On the question of providency, we are satisfied that the pleas of guilty were not rendered improvident by any misunderstanding regarding the maximum punishment, since the maximum punishment was the same for one larceny or three, due to the jurisdictional limits of a special court-martial. See generally United States v. Hunt, 10 M.J. 222 (C.M.A.1981); United States v. Walls, 9 M.J. 88 (C.M.A.1980); United States v. Harden, 1 M.J. 258 (C.M.A.1976).
Turning lastly to the sentencing instructions, we believe that substantial errors in the military judge’s instructions on sentencing are not waived by a failure to object. See United States v. Posnick, 8 U.S.C.M.A. 201, 205, 24 C.M.R. 11, 15 (1957); cf. United States v. Holsworth, 7 M.J. 184 (C.M.A.1979) (court found error, albeit harmless, where judge and counsel failed to consider offenses multiplicious); United States v. Harden, supra (even in bench trial, judge’s incorrect computation of maximum punishment not waived in spite of agreement by defense counsel); United States v. Johnson, 18 U.S.C.M.A. 436, 437, 40 C.M.R. 148, 149 (1969) (failure to instruct court members to begin voting with lightest sentence is “plain error”). In this case the trial judge erroneously instructed the court members that for sentencing purposes there were two larcenies: the theft of a radio from Private Gannon (Specification 1 of the Charge), and theft of a radio and $597.00 from Specialist Floyd (Specifications 2 and 3 of the Charge). However, we believe that no sentence relief is warranted in this case. Even though the trial judge permitted the court members to sentence the appellant for two larcenies when in fact there was only one, he correctly advised them of the maximum punishment. Furthermore, any prejudicial impact of incorrect instructions on sentencing was cured by the convening authority’s substantial reduction of the period of confinement, in accordance with the pretrial agreement. See United States v. Thomas, 11 M.J. 388 (C.M.A.1981); United States v. Goodwin, 9 M.J. 216 (C.M.A.1980); Cf., United States v. Rushing, 11 M.J. 95, 98 (C.M.A.1981) (multiplicious specifications dismissed but sentence affirmed in consideration of “the number and nature of the remaining findings of guilty and the sentence adjudged at trial.”); compare United States v. Gibson, 11 M.J. 435 (C.M.A.1981), (convening authority not only approved the adjudged sentence but rejected the military judge’s recommendation to suspend the bad-conduct discharge).

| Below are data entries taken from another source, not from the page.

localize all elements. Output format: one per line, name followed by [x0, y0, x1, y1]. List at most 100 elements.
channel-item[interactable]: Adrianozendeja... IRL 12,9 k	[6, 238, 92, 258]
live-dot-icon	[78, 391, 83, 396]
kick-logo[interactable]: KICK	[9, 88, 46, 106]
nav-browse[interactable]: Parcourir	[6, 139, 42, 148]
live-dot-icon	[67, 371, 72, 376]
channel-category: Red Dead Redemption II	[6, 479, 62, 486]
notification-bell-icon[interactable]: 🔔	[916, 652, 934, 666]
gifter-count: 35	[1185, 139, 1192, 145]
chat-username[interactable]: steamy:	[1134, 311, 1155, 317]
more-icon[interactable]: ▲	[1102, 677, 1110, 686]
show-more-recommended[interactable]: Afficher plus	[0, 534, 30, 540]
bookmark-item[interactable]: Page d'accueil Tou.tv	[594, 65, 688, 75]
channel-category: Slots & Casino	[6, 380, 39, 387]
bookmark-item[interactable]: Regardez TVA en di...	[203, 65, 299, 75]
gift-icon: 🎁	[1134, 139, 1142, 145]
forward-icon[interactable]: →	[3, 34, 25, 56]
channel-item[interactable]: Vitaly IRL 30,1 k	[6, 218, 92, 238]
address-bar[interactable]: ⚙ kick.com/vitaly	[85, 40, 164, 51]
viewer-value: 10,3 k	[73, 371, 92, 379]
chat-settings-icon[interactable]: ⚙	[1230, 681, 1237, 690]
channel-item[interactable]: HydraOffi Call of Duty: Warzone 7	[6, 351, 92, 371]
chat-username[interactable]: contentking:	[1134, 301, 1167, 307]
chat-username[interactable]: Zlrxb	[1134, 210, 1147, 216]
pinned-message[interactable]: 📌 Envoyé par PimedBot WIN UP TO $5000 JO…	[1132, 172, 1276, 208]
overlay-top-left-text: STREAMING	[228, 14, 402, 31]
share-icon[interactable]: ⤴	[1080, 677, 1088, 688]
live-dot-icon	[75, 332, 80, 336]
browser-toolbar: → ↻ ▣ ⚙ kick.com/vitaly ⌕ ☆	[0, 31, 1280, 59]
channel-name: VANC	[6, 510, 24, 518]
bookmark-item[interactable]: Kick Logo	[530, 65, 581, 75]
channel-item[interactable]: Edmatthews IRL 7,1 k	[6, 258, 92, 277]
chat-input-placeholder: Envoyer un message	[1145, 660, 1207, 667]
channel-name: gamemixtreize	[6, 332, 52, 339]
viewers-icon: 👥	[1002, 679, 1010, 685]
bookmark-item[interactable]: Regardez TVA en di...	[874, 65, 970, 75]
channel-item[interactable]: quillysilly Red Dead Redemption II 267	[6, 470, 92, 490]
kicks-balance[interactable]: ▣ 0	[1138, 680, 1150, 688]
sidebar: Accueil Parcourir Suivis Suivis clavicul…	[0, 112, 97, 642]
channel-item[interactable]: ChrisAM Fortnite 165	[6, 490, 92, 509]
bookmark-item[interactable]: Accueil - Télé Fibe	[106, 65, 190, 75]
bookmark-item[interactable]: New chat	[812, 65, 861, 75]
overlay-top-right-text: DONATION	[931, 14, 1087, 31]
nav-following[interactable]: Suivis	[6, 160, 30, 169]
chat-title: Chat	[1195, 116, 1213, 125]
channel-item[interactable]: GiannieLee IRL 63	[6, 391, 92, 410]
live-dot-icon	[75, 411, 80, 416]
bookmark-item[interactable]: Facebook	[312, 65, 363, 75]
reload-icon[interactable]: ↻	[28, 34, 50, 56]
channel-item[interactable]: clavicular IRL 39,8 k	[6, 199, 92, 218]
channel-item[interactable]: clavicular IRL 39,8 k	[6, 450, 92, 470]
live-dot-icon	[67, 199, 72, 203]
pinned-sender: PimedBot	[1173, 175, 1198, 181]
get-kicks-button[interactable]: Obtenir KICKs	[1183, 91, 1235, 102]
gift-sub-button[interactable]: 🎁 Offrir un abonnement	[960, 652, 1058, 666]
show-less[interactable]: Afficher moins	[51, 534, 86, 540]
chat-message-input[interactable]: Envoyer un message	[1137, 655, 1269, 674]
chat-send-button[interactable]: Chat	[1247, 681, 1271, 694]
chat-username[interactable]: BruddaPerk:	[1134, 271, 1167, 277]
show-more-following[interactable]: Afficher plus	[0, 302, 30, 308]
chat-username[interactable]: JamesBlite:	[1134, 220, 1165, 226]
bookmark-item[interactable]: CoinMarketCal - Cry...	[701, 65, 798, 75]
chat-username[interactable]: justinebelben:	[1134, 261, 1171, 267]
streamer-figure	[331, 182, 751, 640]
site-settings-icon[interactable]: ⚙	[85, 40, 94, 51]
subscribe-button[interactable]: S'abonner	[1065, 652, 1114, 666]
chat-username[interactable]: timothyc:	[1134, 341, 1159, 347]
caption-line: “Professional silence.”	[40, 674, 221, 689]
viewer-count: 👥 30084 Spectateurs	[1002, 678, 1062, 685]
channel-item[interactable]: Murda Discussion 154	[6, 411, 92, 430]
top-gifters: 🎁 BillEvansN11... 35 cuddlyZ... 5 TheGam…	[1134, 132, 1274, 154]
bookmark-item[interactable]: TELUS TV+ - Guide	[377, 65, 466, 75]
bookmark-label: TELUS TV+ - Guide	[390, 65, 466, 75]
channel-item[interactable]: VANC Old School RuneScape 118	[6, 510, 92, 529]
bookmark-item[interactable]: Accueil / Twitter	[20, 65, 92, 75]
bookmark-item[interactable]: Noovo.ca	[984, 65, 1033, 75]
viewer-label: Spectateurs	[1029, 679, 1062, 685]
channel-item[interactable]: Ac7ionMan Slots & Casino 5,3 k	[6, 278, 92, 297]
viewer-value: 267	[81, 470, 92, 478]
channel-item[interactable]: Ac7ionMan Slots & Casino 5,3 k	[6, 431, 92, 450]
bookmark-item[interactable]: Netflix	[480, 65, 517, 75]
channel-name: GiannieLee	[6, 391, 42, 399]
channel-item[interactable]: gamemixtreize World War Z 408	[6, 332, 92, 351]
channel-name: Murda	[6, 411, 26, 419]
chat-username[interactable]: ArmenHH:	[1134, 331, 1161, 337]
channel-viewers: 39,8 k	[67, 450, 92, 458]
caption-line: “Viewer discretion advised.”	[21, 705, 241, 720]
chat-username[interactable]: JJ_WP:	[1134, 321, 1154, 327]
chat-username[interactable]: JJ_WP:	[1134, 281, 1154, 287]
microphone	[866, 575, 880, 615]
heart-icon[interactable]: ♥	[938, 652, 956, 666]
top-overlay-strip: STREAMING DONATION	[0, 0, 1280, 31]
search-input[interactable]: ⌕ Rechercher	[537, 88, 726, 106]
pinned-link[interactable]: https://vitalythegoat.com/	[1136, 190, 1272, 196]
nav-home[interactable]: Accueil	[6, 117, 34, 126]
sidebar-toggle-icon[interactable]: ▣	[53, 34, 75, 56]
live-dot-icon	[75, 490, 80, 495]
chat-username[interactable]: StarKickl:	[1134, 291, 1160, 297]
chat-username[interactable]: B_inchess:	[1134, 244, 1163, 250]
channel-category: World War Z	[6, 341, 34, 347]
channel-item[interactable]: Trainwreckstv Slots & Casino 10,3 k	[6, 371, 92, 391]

The findings of guilty and the sentence are AFFIRMED.
Where the multiplicity issue has been raised at trial, appellate courts may dismiss specifications which include or duplicate other specifications. See, e. g., United States v. Rushing, 11 M.J. 95 (C.M.A.1981) (one specification dismissed where single altercation split into two specifications of assault); United States v. Thompson, 10 M.J. 405 (C.M.A.1981) (memo.) (assault specification set aside as multiplicious with rape where the assault was the force employed to perpetrate the rape); United States v. Stegall, 6 M.J.